What is the Work is a question often posed at the beginning of each semester at the Gurdjieff Foundations as well as the question: "Why do you keep coming here?"
These are questions not easily answered, as one's ideas of the meaning of Gurdjieff's Work tend to change over the years. At the very beginning when he showed up in Moscow and began to accept pupils the first thing he would ask them was, "Why are you coming to me?", And "What is your aim?" And then he would say to them that if their aims and his correlated (and at the time he declined to describe his personal aim), then they could walk along together for a while. But at some time in the future perhaps their aims will diverge, at which time they would of necessity go their separate ways.
He made all of this very clear to everyone who came to him – that to follow him was not easy and would never be easy but only get harder and harder, because "man" is a swine, unbalanced and malevolently formed. Gurdjieff said the same thing that Jesus said: "Man's name is Legion."

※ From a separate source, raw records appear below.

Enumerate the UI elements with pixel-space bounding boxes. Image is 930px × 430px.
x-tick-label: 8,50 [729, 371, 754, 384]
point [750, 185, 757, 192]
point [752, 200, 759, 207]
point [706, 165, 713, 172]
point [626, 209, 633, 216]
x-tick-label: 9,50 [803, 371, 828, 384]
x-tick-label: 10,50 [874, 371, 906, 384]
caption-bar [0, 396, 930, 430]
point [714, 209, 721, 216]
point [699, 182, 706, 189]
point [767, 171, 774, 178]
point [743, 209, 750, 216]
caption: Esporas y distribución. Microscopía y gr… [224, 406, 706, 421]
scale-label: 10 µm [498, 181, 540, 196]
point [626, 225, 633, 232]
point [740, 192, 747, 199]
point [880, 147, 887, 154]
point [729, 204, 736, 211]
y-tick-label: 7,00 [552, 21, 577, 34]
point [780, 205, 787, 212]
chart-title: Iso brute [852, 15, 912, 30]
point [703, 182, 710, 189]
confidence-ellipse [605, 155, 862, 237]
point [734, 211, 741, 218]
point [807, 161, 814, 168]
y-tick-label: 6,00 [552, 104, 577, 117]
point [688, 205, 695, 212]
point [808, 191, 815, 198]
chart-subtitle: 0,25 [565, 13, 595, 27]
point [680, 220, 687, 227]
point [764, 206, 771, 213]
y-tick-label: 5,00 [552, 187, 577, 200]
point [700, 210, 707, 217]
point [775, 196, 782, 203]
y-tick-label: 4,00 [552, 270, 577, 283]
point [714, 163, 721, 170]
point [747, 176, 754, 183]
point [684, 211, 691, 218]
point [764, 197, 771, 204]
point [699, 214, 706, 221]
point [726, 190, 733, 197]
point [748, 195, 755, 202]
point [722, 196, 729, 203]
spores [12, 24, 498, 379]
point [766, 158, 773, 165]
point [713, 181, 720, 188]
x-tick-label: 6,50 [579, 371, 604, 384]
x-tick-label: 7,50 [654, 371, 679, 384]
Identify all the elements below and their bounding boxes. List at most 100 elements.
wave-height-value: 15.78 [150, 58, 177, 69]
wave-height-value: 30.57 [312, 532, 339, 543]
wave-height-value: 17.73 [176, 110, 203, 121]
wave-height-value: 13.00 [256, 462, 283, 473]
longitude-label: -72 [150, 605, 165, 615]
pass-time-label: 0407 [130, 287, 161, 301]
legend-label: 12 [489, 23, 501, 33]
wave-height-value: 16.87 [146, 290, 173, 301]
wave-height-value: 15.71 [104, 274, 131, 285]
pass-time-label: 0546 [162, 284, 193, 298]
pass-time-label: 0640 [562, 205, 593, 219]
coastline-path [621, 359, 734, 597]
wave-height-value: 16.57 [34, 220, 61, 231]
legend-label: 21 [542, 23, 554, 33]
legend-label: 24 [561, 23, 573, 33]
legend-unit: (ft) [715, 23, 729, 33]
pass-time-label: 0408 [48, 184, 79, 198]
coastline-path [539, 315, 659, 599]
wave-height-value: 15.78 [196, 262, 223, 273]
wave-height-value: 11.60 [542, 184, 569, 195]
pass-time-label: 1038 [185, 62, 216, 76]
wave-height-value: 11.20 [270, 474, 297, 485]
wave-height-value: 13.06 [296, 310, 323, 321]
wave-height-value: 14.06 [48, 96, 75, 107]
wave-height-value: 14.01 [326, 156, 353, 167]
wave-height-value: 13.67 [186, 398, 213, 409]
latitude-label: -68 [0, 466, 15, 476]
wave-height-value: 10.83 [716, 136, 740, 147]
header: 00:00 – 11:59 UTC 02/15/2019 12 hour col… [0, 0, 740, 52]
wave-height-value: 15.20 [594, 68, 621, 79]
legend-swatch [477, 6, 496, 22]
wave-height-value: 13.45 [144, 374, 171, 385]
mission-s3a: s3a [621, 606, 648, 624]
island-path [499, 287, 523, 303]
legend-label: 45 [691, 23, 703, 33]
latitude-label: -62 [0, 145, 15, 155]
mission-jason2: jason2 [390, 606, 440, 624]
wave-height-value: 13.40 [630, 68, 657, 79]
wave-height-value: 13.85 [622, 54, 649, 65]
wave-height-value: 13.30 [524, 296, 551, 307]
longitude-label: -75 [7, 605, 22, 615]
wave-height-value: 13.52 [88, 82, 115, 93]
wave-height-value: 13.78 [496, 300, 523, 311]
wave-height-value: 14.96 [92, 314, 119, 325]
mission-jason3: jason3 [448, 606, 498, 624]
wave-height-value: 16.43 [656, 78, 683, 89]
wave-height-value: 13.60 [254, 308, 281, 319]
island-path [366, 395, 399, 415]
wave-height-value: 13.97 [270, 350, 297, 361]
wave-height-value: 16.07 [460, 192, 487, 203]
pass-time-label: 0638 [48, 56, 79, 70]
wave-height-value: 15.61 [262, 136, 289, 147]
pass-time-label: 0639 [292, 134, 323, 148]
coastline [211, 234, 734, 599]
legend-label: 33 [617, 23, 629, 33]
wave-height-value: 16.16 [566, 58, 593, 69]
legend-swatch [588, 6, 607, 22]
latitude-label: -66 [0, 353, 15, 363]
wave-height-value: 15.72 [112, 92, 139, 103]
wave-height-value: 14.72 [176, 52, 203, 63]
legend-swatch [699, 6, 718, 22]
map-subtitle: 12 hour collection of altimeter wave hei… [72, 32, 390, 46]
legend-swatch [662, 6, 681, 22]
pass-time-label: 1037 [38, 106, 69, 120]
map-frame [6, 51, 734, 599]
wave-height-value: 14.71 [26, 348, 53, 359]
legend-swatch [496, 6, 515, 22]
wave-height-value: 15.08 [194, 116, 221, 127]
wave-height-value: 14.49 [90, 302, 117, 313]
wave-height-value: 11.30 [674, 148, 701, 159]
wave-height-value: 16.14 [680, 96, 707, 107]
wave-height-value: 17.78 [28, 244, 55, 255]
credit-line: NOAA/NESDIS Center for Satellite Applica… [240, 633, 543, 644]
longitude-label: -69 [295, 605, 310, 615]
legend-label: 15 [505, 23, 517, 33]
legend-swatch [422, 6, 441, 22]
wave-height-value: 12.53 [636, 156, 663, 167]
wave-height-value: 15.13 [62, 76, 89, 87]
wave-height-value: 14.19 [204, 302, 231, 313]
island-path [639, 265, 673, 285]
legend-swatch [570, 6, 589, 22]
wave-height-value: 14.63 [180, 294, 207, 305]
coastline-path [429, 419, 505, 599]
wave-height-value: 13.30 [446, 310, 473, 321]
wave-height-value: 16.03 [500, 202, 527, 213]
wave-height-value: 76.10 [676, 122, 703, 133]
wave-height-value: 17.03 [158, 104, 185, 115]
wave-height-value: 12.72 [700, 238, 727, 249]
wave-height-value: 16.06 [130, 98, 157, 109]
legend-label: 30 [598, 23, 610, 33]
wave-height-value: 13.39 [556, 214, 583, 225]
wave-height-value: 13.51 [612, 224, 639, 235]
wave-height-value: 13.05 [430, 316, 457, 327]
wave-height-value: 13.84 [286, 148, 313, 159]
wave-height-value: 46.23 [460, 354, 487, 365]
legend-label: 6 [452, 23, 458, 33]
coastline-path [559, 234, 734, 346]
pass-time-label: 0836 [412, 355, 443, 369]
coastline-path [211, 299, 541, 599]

In physics work is defined as a certain amount of energy required to stimulate activities among the molecules of water in order to raise their general temperature by 1°. That's pretty cheap work, and Mr. Gurdjieff emphasized the fact that his Work was very expensive, requiring many zeros. One, 10, 100 and so on. He once said to the D Hartmann's that he could raise their temperature to 100°C (the degree at which water turns from liquid to vapor), but that they could not remain there but would return to their own temperature. He told them that they must work on themselves to increase their temperature to 100°C and keep it there.
Notice that if you have water in a container and you heat it up to 100°C it will evaporate and become water vapor and no longer constrained by the container that held the liquid – now the vapor is constrained by the shape of the room you may be in, and there is no way (according to entropy, the second law) for the vapor to condense back into the bottle. So, not only do you need an alchemical vessel or bottle but you also need it to be in the shape of an alembic, so that the vapor condenses in the alembic and drips down into another container, but that which is in the new container is purer because the contaminants and debris remain in the alembic.
So, as an alternative method of looking at this one can use the image Gurdjieff used of the vessel containing metal powders, where they heat will melt them into larger and larger chunks – less "Legion", and more single person. That is the right direction.
These larger chunks can be made magnetic, or radioactive or radiant. There are many things one can do once one has become a single individual that are not within the scope of powers of the ordinary man.
Of course, these new powers must not be used, because they are simple signposts that one is headed in the right direction – they are Great Natures own powers which as a last resort she bestows upon a man in an attempt to get him back inside the net of illusion. One must recognize them as what they really are – signs that escape from lower orders of laws is imminent. This means that that point is that where a man must be more discriminatory and vigilant in order to congeal these new powers so that they cannot be taken from one – one must fuse them into one's own being.
But most of us are so very far from that. One of the aphorisms that used to be in Dr. Welsh's basement and which came from the Priere said "I Love He Who Loves Work".
Once upon a time it was a thorn in my side – I did not know what the work entailed and I did not want to work, as far as I knew as my associative thinking allowed me to consider what work was.
Now I see differently, and I am eager to work, according to the five strivings: on myself, with others and for the Work itself. I have become a grateful servant, a watch guard on point, and I Am Responsible. I Have an Aim and cannot be dissuaded from it.